The RT-PCR amplification of the TKD domain of the BCR-ABL gene in this study was performed by employing the primers described by Soverini et al. which covers only codon 206–421.12 Even though most of BCR-ABL mutations reported worldwide occurred in the TKD, mutations in the region of codon 421–500 which encode C-terminal lobe (i.e. E453K, Y456C and K459Q) have also been reported.23 Apart from the c-terminal, it has been reported that mutations could also occur at the SH2–SH3 domain (i.e. A196V, R47C and K84N).24 Unfortunately, in the current study, these 2 regions were not included in mutation screening. Had these 2 regions also been screened for mutations, it is probable that the mutation frequency would have been higher. Thus, for a better overview of the BCR-ABL mutation, apart from the tyrosine kinase domain, both c-terminal and SH2–SH3 domain regions should also be taken into consideration. From these results, it is clear that the BCR-ABL mutations contributed at least in part to resistance to IM in 32.5% of our patients. However, in those patients without kinase domain mutations, it is likely that additional factors may also contribute to resistance. In the remaining 27 patients who did not show any mutations, the contribution of BCR-ABL gene amplification in mediating resistance was investigated using FISH. But none of these 27 patients showed any BCR-ABL gene amplification. It is presumed that in these 27 CML patients, the mechanism of resistance to IM might be due to BCR-ABL independent pathways. Another possibility could be the lower sensitivity of the FISH method. The FISH probes used are significantly larger than the BCR-ABL fusion region. Consequently, the gene amplification of BCR-ABL might not always be visible. Therefore, the usage of quantitative PCR performed on DNA is highly recommended to detect BCR-ABL gene amplification. Our results showed that BCR-ABL mutations are not the only major mechanisms of resistance to IM in Malaysian CML patients. Additional factors besides kinase domain mutations may also contribute to resistance to IM and this means we need to find out what other predominant mechanisms of IM resistance are involved.

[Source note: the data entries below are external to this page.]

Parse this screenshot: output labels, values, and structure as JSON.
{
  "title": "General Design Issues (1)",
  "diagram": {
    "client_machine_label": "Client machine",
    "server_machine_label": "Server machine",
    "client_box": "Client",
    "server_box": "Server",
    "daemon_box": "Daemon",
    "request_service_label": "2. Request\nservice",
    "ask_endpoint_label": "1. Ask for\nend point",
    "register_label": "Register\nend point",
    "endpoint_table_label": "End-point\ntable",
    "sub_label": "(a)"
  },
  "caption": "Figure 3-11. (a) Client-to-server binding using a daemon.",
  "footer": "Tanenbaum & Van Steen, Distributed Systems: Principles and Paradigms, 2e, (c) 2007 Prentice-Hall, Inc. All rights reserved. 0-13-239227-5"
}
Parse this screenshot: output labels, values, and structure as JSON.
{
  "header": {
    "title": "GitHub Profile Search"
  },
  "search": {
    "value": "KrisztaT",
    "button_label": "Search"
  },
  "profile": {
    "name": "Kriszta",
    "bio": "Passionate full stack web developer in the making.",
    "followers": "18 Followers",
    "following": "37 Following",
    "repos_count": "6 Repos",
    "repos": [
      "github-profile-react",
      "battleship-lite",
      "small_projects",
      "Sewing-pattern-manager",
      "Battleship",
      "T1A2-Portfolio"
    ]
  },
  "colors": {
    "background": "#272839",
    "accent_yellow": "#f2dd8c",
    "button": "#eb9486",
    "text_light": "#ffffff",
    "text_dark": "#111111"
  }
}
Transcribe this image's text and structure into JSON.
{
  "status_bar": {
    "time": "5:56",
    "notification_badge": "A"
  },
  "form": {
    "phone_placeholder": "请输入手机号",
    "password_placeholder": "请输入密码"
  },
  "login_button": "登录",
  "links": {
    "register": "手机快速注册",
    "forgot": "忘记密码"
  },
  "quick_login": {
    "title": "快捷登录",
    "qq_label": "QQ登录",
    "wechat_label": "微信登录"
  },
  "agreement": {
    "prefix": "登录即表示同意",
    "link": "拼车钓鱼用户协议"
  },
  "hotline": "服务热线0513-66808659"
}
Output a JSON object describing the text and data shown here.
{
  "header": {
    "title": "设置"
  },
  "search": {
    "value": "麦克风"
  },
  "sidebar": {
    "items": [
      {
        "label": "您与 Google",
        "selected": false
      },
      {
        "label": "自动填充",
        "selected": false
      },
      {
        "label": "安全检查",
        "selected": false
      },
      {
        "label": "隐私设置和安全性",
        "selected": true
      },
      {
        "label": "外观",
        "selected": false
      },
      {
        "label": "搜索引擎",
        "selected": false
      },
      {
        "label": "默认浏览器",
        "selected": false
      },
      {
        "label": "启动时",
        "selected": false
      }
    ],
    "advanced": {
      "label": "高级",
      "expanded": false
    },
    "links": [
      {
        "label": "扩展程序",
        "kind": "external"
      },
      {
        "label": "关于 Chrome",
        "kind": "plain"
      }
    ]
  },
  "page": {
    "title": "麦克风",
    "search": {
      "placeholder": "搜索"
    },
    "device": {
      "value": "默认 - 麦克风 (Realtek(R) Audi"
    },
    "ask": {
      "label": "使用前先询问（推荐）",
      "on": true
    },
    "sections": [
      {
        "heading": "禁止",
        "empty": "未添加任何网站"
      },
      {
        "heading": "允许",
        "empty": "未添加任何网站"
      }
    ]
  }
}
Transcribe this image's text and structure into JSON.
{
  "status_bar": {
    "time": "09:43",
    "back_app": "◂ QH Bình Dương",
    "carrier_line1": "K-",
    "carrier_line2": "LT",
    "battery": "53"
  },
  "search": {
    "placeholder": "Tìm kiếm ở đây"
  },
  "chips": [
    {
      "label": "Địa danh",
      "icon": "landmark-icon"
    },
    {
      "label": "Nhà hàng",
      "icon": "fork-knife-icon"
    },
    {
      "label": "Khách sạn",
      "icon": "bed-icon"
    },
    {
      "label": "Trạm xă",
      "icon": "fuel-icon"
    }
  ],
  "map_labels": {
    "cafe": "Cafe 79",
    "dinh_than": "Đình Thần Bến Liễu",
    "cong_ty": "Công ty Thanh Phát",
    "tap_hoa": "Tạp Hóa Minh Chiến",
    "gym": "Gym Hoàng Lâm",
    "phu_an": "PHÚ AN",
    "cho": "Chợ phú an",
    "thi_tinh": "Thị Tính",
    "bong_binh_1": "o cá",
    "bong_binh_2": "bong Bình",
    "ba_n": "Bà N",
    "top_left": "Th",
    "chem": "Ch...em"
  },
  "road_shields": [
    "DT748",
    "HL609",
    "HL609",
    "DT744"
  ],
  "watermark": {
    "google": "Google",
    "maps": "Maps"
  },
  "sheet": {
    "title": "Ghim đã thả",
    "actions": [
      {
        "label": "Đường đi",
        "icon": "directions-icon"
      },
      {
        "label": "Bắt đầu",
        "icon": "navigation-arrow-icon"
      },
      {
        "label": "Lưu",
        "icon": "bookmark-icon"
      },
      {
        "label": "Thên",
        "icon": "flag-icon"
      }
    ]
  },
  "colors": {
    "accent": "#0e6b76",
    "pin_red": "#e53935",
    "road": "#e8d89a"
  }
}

Different mutations confer different levels of resistance and, therefore, detection as well as characterization of TKD mutations is highly important in order to guide therapy in CML patients. Knowing the exact mutations responsible for IM resistance will help to select the most suitable TKIs for CML patients and improve their management. Furthermore, early detection of such mutations may allow timely treatment intervention to prevent or overcome resistance.